Fixed tool versions — specify go-version: '1.23.4', node-version: '20.11.0' exactly, not '20'.

Mutable tags are a production hazard. If your deploy references myapp:latest and someone pushes a broken image with the same tag, every subsequent deployment pulls the broken image. Always deploy by digest (myapp@sha256:...) or by the immutable commit-SHA tag, and treat latest as a convenience alias only for local development.

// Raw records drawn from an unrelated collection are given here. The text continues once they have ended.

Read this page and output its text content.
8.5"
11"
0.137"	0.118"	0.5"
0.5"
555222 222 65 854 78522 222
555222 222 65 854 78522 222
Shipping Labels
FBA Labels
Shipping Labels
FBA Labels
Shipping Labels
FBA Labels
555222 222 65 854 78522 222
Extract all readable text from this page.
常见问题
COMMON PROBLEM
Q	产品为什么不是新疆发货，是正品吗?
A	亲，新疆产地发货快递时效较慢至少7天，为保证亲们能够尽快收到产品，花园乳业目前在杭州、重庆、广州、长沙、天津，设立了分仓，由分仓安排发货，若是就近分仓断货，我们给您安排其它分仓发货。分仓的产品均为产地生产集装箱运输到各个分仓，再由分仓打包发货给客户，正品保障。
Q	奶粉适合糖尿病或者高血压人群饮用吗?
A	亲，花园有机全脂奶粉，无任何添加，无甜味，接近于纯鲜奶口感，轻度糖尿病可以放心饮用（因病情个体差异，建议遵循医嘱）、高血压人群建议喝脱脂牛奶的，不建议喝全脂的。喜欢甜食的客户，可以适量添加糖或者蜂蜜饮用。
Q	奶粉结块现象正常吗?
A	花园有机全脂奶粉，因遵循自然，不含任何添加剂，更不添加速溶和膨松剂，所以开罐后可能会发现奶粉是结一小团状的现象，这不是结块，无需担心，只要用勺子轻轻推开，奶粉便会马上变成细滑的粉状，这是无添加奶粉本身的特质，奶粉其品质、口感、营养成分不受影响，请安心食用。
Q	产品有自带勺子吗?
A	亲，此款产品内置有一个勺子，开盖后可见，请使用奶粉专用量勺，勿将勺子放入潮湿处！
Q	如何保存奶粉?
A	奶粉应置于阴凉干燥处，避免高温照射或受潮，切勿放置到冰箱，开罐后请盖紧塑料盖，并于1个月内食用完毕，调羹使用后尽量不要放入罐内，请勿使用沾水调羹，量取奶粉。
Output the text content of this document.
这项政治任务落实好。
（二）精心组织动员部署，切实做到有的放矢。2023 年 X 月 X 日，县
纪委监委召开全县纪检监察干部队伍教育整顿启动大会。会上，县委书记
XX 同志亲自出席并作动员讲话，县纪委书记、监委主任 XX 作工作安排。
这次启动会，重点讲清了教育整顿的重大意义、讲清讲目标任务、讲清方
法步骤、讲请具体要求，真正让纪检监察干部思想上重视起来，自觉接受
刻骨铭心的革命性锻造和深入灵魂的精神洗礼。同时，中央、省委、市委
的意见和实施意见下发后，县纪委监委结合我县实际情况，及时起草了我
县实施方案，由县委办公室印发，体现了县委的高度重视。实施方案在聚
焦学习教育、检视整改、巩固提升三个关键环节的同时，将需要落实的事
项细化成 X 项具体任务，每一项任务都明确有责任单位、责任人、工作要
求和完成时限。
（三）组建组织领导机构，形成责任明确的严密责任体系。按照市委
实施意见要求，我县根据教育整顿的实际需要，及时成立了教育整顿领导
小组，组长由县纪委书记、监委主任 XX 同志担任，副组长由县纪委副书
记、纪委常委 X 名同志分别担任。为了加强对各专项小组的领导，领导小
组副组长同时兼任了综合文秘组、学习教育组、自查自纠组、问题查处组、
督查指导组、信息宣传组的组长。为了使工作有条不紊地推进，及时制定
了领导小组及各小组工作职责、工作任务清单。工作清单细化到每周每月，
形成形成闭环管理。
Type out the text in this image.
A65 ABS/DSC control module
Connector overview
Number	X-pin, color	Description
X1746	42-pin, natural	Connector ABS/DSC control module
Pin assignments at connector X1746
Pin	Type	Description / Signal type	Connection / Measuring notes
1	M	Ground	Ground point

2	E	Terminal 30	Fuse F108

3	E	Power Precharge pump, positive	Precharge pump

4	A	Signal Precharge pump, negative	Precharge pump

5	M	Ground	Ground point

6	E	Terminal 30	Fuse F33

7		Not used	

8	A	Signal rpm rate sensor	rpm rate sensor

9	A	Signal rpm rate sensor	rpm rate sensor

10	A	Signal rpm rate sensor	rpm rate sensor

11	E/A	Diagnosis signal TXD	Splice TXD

Artifact Signing and Attestation

At companies like Google, every build artifact is signed with a cryptographic key (SLSA provenance). This lets downstream consumers verify that an artifact was produced by a specific pipeline run from a specific commit — not injected by an attacker who compromised the registry. GitHub Actions supports this natively via actions/attest-build-provenance, which issues an SLSA Level 3 attestation stored in the GitHub trust root. This is increasingly required by enterprise compliance (NIST SSDF, EU Cyber Resilience Act).

Common Failure Modes

Artifact name collision — two parallel jobs upload an artifact with the same name; the second silently overwrites the first. Always include the job matrix variable or branch name in the artifact name.
Missing needs dependency — a downstream job starts before the artifact is uploaded, gets a 404, and fails non-deterministically. Always declare explicit needs.
Uploading the entire repo — a misconfigured path: . uploads gigabytes and inflates storage costs. Be explicit: upload only the dist/ or build/ directory.
No retention policy — artifact storage bills compound. Automate cleanup with retention policies or a nightly purge job.